Это похоже на прозу? Так пишет А., к которому написано это письмо, но А. уехал далеко-далеко и не собирается возвращаться. Я ортодоксально обидчива, но экзистенциально бережна, в балансе между моей обидчивостью и бережностью материализуется его безумный смех и глаза цвета меда.
И снова этапы большого пути… В школе на перемене:
– Ленка из седьмого «А» в туалете всем рассказывала, что она вчера стала женщиной. Такой длинный из девятого. Прям на футбольном поле, там у ворот травка… Говорит, больно, как зуб вырвать. И кровищи!
– Больно? Наверное, надо какую-нибудь таблетку сначала от боли. Зуб же больно!
Все бегают смотреть на Ленку, ставшую вчера женщиной. Все еще в четвертом. Всем только-только вырвали молочные зубы.
– Ее теперь из школы выгонят! В старших классах всем гинеколог рентген делает, и если на рентгене видно, что уже не девочка, сразу выгоняют. И в институт никогда не возьмут. Только в ПТУ!
…Потом, в пятнадцать, все срываются с цепи – кто не сумел, те комплексуют. Кто не успел, потом всю жизнь крутятся между одиночеством, онкологом и неудачным браком, уважительно цитируя родительские запреты.
Тоскливый символ христианской культуры – недолюбленная проститутка, предлагающая любовь за деньги недолюбленному клиенту. Уберите из уравнения деньги, дайте этим несчастным заняться тем, что природа мощнее всего в них вкладывала, избыточно для того, чтобы только продолжиться, но достаточно, чтобы, построив культуру запретов, совершенно изуродоваться. Оставьте их в покое, займитесь теми, кто убивает и обижает.
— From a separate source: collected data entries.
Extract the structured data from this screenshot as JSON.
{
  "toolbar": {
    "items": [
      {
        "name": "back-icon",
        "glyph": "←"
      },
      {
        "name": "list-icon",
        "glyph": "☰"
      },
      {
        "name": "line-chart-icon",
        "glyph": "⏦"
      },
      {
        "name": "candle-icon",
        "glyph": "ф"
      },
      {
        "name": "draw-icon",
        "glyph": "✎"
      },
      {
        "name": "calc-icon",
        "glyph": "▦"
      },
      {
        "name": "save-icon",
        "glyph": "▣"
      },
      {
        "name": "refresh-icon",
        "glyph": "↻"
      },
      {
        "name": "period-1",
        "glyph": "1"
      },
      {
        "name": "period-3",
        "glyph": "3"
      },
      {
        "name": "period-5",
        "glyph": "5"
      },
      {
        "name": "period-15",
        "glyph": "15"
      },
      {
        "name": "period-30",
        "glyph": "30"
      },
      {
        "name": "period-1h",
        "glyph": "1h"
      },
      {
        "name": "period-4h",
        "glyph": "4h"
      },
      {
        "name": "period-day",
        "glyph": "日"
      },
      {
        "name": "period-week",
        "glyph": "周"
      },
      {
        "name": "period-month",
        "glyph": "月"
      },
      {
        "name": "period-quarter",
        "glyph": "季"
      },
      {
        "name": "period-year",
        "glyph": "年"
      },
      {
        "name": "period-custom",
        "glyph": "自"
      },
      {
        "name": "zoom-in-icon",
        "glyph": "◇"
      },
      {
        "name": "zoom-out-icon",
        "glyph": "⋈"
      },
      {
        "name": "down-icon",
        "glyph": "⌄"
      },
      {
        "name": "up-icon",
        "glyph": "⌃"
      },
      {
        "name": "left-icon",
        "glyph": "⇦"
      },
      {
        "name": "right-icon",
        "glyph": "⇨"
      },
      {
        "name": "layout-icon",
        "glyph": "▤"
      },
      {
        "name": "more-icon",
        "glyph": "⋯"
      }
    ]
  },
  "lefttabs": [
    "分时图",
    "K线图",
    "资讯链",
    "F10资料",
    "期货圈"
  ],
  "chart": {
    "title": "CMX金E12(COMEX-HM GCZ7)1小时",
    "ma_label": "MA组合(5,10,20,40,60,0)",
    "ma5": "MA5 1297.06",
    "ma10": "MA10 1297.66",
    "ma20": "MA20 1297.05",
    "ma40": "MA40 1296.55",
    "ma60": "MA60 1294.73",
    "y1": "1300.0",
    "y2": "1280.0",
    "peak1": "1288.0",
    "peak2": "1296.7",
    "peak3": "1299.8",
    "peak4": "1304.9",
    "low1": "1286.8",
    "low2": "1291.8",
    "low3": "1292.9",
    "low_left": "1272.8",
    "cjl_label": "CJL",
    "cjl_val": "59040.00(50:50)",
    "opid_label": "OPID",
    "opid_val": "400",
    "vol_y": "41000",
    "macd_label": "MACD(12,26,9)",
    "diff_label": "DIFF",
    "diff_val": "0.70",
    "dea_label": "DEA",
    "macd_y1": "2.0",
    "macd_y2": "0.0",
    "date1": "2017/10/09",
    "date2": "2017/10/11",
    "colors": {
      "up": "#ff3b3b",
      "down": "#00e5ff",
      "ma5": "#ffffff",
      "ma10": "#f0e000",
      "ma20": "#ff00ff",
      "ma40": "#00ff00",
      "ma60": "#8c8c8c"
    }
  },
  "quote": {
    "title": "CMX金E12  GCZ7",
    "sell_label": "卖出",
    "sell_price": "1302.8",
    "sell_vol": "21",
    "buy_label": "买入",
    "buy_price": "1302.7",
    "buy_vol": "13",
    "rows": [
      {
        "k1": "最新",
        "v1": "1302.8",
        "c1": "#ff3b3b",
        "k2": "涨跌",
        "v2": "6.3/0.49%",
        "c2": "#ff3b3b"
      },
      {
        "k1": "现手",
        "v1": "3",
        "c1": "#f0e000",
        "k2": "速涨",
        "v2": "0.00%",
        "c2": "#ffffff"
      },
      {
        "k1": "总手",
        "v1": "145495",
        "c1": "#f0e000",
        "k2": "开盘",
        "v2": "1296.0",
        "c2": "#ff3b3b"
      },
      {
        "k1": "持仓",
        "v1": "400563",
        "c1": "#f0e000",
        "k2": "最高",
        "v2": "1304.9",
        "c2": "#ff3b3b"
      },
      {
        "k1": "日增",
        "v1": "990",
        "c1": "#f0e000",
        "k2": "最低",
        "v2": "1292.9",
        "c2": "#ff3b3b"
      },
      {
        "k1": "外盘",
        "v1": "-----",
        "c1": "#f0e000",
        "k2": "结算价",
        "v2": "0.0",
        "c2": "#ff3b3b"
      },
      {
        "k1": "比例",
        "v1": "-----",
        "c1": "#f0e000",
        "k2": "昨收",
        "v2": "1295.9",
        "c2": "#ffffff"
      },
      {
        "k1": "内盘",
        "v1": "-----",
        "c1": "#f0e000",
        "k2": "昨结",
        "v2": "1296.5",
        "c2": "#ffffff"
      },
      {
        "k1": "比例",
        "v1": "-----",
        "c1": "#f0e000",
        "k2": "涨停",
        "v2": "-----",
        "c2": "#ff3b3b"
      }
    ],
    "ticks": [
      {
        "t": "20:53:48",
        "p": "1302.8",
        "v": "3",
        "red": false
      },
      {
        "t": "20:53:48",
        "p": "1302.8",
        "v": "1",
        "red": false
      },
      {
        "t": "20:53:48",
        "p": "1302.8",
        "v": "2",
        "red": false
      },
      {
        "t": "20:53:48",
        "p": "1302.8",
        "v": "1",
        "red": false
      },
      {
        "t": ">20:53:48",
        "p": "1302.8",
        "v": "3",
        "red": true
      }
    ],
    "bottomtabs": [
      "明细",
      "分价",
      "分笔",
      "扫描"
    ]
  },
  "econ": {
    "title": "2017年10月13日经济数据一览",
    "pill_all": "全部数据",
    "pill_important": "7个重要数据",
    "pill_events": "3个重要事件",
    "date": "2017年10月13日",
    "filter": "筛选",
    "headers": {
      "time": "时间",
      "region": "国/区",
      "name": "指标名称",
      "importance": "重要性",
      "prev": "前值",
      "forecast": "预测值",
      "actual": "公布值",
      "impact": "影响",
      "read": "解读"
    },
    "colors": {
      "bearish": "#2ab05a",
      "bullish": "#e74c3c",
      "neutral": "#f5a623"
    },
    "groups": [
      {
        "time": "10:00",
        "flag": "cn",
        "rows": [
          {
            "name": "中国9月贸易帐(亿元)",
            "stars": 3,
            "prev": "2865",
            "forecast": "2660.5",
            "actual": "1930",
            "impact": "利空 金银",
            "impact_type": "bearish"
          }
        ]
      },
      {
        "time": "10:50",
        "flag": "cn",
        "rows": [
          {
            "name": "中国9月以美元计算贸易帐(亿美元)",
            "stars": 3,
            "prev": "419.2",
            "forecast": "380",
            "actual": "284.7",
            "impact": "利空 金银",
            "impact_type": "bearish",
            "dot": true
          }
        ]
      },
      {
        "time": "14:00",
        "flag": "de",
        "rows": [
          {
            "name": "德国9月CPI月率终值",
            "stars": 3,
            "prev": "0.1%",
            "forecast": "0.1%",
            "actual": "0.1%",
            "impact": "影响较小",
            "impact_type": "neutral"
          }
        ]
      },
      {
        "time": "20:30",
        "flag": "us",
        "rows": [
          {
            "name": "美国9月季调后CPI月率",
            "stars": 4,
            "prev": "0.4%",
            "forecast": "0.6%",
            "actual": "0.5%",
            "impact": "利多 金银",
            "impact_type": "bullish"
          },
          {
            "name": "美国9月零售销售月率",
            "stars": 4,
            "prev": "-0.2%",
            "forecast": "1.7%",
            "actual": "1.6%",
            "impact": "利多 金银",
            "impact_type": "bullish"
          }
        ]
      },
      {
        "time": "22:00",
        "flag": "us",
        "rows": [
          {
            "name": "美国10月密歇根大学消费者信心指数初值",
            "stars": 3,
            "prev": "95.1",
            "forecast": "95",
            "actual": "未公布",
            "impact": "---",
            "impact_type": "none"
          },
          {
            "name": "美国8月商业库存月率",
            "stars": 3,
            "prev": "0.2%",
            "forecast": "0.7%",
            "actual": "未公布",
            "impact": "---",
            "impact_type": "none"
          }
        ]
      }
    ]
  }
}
– Нет! Мы не займемся! Мы будем их дискриминировать, потому что у нас тоже репрессирована чувственность, нам самим в девяносто лет снятся юные тела и их символические заменители! Мы не дадим! Мы не позволим! Человечество стоит на краю СПИДа!
…Какой-то там юношеский роман с телевизионно-признанным суперменом. Прогулки у моря и чтение Пастернака под визги чаек, ночные прибалтийские бары, перенасыщенные запахом кофе и хороших духов. А потом однажды внезапный отъезд под утро и странная записка. И лет через пять случайная встреча в гостях, когда оба не можем попасть дрожащими сигаретами в пламя зажигалки.
– Я не поняла, что случилось.
– Дело в том… Дело в том, что я был в постели не на высоте.
Не на высоте – это что? Это где? Сумасшедший мир мужчины, в котором половой акт сдается, как ленинский зачет. В котором надо работать не на партнершу, а на оценку. Потому что никогда не остаешься с женщиной один на один. Потому что вокруг любой постели, поляны, скамейки, машины, внутри которой вы оба замерли, обвороженные тактильным контактом, на стульях с высокими спинками сидят представители референтной группы и лишенными гормонов голосами говорят:
– Давай, старик! Мы смотрим! Ты должен оправдать наши ожидания!
Вот уже много лет мне неинтересно быть пушечным мясом оправдания чужих ожиданий. Следует ли из этого, что я оправдала собственные? Моруа говорил, что ни одна женщина не наскучит даже самому выдающемуся мужчине, если будет помнить, что и он тоже человек. Этот принцип работает и наоборот.
Мужчина в среднем есть существо, клюющее на азартную внешнюю смесь греха и невинности до момента, пока он не может установить пропорций. Здесь его главные эрогенные зоны, ему хочется одновременно развращать и кастрировать вас; водите по этим эрогенным зонам пальчиком – и вы получите все: нежность (если у него было нормальное детство), деньги (если они вам нужны), душу (если у вас хватит опыта и смелости иметь ее в контексте отношений), потому что ему нужны не вы, а власть над вами. Если же по недомыслию или феминистской ориентации вы засветите собственный интеллект, собственную привязанность или и то и другое… вы проиграли. Потому что в девяноста девяти случаях из ста его занимает не ваша кожа и запах ваших волос, а иерархия властных функций. И количество ваших оргазмов он носит, как звездочки на погонах. Какая тоска!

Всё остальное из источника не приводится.